CMS proposes streamlining Medicare provider application
The CMS on Friday suggested revising the Medicare enrollment application used by providers to make the standards clearer for enrolling clinicians.
The agency announced a slew of revisions to the form in an information collection notice, including reorganizing the form to create a more logical flow what questions are being asked.
The new form will include new specialty codes for physicians and non-physician practitioners to choose from, questions with "Yes/No" check boxes and will remove duplicate fields.
"This application collects information to ensure that only legitimate physicians, non-physician practitioners and other eligible professionals are enrolled in the Medicare program," the agency said in a notice. "It is meant to be the first line defense to protect our beneficiaries from illegitimate providers and to protect the Medicare Trust Fund against fraud."

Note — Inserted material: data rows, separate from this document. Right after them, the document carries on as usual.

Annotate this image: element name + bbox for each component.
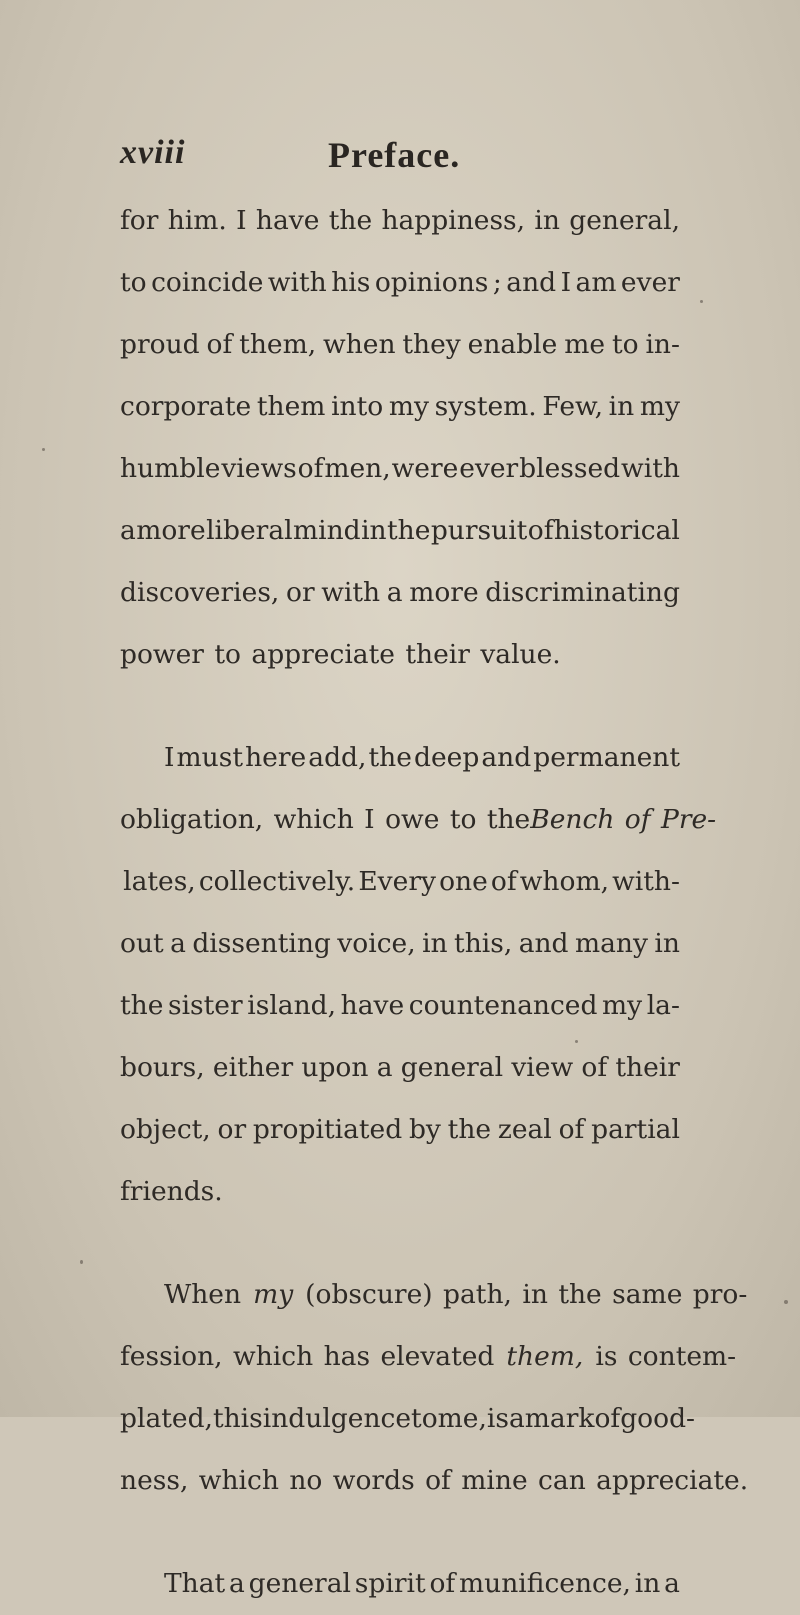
text-line-with-italic <box>120 1264 748 1326</box>
word: and <box>481 742 532 773</box>
word: in <box>634 1568 661 1599</box>
word: munificence, <box>459 1568 631 1599</box>
word: mind <box>293 515 361 546</box>
word: opinions <box>374 267 489 298</box>
running-title: Preface. <box>328 135 461 175</box>
word: Every <box>358 866 436 897</box>
word: this, <box>454 928 513 959</box>
word: in <box>654 928 680 959</box>
word: have <box>340 990 405 1021</box>
word: lates, <box>123 866 196 897</box>
body-text <box>120 190 749 1615</box>
text-line <box>120 314 680 376</box>
word: proud <box>120 329 200 360</box>
word: and <box>506 267 557 298</box>
word: the <box>120 990 164 1021</box>
word: a <box>376 1052 393 1083</box>
word: my <box>388 391 429 422</box>
word: men, <box>324 453 391 484</box>
word: have <box>255 205 320 236</box>
word: view <box>511 1052 574 1083</box>
word: I <box>236 205 247 236</box>
word: one <box>439 866 488 897</box>
word: bours, <box>120 1052 205 1083</box>
word: blessed <box>519 453 621 484</box>
word: of <box>581 1052 608 1083</box>
text-segment: fession, which has elevated <box>120 1341 495 1372</box>
word: of <box>297 453 324 484</box>
word: to <box>120 267 147 298</box>
word: That <box>164 1568 226 1599</box>
text-line: power to appreciate their value. <box>120 639 561 670</box>
word: must <box>176 742 243 773</box>
text-line: friends. <box>120 1176 223 1207</box>
word: general <box>248 1568 351 1599</box>
word: when <box>323 329 396 360</box>
word: general, <box>569 205 680 236</box>
word: Few, <box>542 391 603 422</box>
word: historical <box>553 515 680 546</box>
paper-speck <box>575 1040 578 1043</box>
word: the <box>447 1114 492 1145</box>
word: many <box>574 928 648 959</box>
text-line <box>120 913 680 975</box>
word: a <box>120 515 136 546</box>
text-segment: (obscure) path, in the same pro- <box>305 1279 748 1310</box>
word: or <box>285 577 315 608</box>
paper-speck <box>80 1260 83 1264</box>
word: him. <box>167 205 227 236</box>
word: of <box>206 329 233 360</box>
text-line <box>120 1037 680 1099</box>
word: for <box>120 205 159 236</box>
word: me, <box>437 1403 487 1434</box>
word: views <box>221 453 297 484</box>
word: by <box>408 1114 441 1145</box>
word: the <box>387 515 431 546</box>
text-line-with-italic <box>120 789 717 851</box>
word: with <box>267 267 327 298</box>
word: sister <box>167 990 243 1021</box>
word: a <box>508 1403 525 1434</box>
word: discoveries, <box>120 577 280 608</box>
word: out <box>120 928 164 959</box>
page-header <box>120 134 680 184</box>
word: discriminating <box>485 577 680 608</box>
word: mark <box>524 1403 595 1434</box>
text-line-with-italic <box>120 1326 737 1388</box>
word: to <box>411 1403 438 1434</box>
word: them, <box>239 329 317 360</box>
word: plated,this <box>120 1403 263 1434</box>
word: is <box>486 1403 509 1434</box>
word: permanent <box>533 742 680 773</box>
text-segment: is contem- <box>595 1341 737 1372</box>
word: a <box>170 928 186 959</box>
text-line <box>120 500 680 562</box>
word: happiness, <box>381 205 526 236</box>
text-line-with-italic <box>120 851 680 913</box>
text-line <box>120 376 680 438</box>
word: a <box>229 1568 245 1599</box>
paragraph-1 <box>120 190 680 686</box>
word: or <box>217 1114 247 1145</box>
word: more <box>136 515 206 546</box>
text-line <box>120 190 680 252</box>
word: my <box>639 391 680 422</box>
word: propitiated <box>252 1114 403 1145</box>
word: add, <box>308 742 367 773</box>
word: in <box>608 391 635 422</box>
word: good- <box>620 1403 696 1434</box>
word: I <box>164 742 175 773</box>
word: here <box>245 742 307 773</box>
text-line <box>120 1388 696 1450</box>
page-number: xviii <box>120 134 186 171</box>
word: them <box>256 391 326 422</box>
paper-speck <box>784 1300 788 1304</box>
text-line: ness, which no words of mine can appreciate. <box>120 1465 749 1496</box>
text-line <box>120 1553 680 1615</box>
text-line <box>120 727 680 789</box>
word: deep <box>413 742 480 773</box>
word: dissenting <box>192 928 331 959</box>
word: my <box>602 990 643 1021</box>
word: of <box>594 1403 621 1434</box>
paragraph-3 <box>120 1264 749 1512</box>
italic-word: them, <box>506 1341 584 1372</box>
word: island, <box>247 990 337 1021</box>
italic-word: my <box>253 1279 294 1310</box>
word: ; <box>492 267 502 298</box>
word: either <box>212 1052 294 1083</box>
word: la- <box>646 990 680 1021</box>
word: of <box>490 866 517 897</box>
text-line <box>120 1099 680 1161</box>
text-segment: When <box>164 1279 242 1310</box>
word: with <box>621 453 680 484</box>
text-line <box>120 975 680 1037</box>
word: the <box>328 205 373 236</box>
italic-phrase: Bench of Pre- <box>530 804 717 835</box>
word: system. <box>434 391 537 422</box>
word: the <box>368 742 412 773</box>
word: a <box>386 577 403 608</box>
text-line <box>120 562 680 624</box>
word: and <box>518 928 569 959</box>
paper-speck <box>42 448 45 451</box>
word: coincide <box>151 267 264 298</box>
word: object, <box>120 1114 211 1145</box>
word: indulgence <box>262 1403 412 1434</box>
word: countenanced <box>408 990 598 1021</box>
word: whom, <box>519 866 609 897</box>
word: were <box>391 453 459 484</box>
word: partial <box>591 1114 680 1145</box>
word: in <box>422 928 448 959</box>
word: with <box>321 577 381 608</box>
word: with- <box>612 866 680 897</box>
word: ever <box>459 453 519 484</box>
word: in <box>361 515 387 546</box>
text-line <box>120 438 680 500</box>
word: corporate <box>120 391 252 422</box>
text-line <box>120 252 680 314</box>
word: ever <box>620 267 680 298</box>
word: humble <box>120 453 221 484</box>
paragraph-2 <box>120 727 717 1223</box>
word: me <box>564 329 606 360</box>
word: am <box>575 267 617 298</box>
word: general <box>400 1052 504 1083</box>
word: I <box>560 267 572 298</box>
word: collectively. <box>198 866 356 897</box>
word: their <box>615 1052 680 1083</box>
word: of <box>558 1114 585 1145</box>
word: into <box>331 391 384 422</box>
paper-speck <box>700 300 703 303</box>
word: a <box>664 1568 680 1599</box>
text-segment: obligation, which I owe to the <box>120 804 531 835</box>
word: in <box>534 205 560 236</box>
paragraph-4 <box>120 1553 680 1615</box>
word: of <box>527 515 554 546</box>
word: liberal <box>206 515 293 546</box>
word: his <box>331 267 371 298</box>
word: enable <box>467 329 558 360</box>
word: more <box>409 577 479 608</box>
word: voice, <box>337 928 416 959</box>
word: upon <box>301 1052 369 1083</box>
word: spirit <box>354 1568 426 1599</box>
word: in- <box>645 329 680 360</box>
word: to <box>611 329 639 360</box>
word: pursuit <box>430 515 528 546</box>
word: they <box>402 329 461 360</box>
word: of <box>429 1568 456 1599</box>
word: zeal <box>497 1114 552 1145</box>
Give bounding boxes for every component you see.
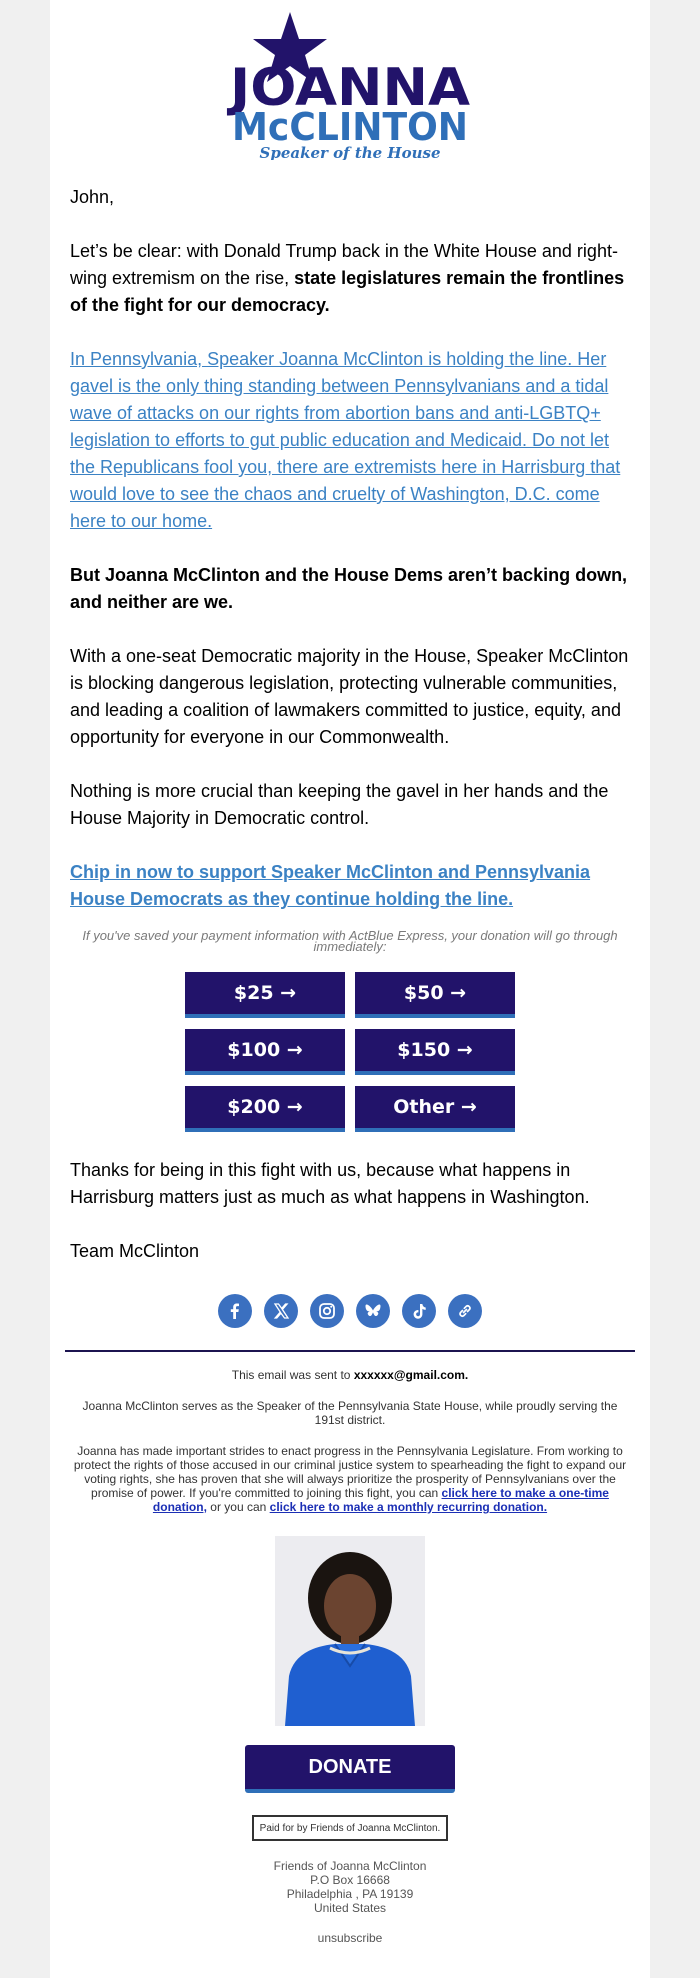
logo-tagline: Speaker of the House [259,144,441,160]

The proposed application changes come just weeks after CMS announced it wanted to make it easier for physicians to enroll in Medicare and Medicaid through a pilot program that streamlines the screening process.
The agency plans to launch a pilot program this year to offer provider screening for state Medicaid agencies on an opt-in basis using the same methods now in place for Medicare.
Providers and their administrative staff have criticized the Medicare enrollment process because the information gathering process used by Medicare Administrative Contractors (MACs) is inconsistent, according to Lyndean Brick, CEO of the healthcare consulting firm Advis Group.
Part of the issue is that MACs don't have a universal understanding of the program's eligibility criteria, Brick said. MAC training and guidance has been limited over the years,leading to companies developing their own standards of what's needed, she said.
MACs pre-screen and verify all information on the enrollment applications. They also ultimately approve the applications, according to the CMS.
The varying standards have created a situation where some unqualified clinicians are enrolled into Medicare. Brick said she knew of a nurse who was a Medicare provider for years but was dis-enrolled when it came time to renew her application after it was discovered she lacked the appropriate education.
The MAC that enrolled her did not understand the education requirements, according to Brick.
Brick has also seen inconsistencies across MACs in ensuring that midlevel providers, such as physician assistants, nurse practitioners and certified nurse midwives, have proper board certification. The new application form will create a single document with in-depth information about enrollment criteria.
"What CMS is trying to do is achieve several goals, one of them being to stop erroneous enrollment," she said
The CMS estimates it doled out $36.2 billion in improper Medicare payments between July 1, 2015, and June 30, 2016. Improper payments include fraudulent claims, payments distributed to the wrong recipient or for the wrong amount, payments with insufficient documentation and issues where the recipient uses the funds improperly.
Anders Gilberg, senior vice president of government affairs at MGMA, said the new form is more streamlined than the current one. However, he said he was disappointed that it doesn't make significant changes to reduce the administrative burden on physicians.
"If CMS wanted to provide meaningful regulatory relief, it would adopt the existing industry credentialing standard which most private health plans use," Gilberg said.
Comments on the new application, which must be approved by the White House's Office of Management and Budget, are due Aug. 13.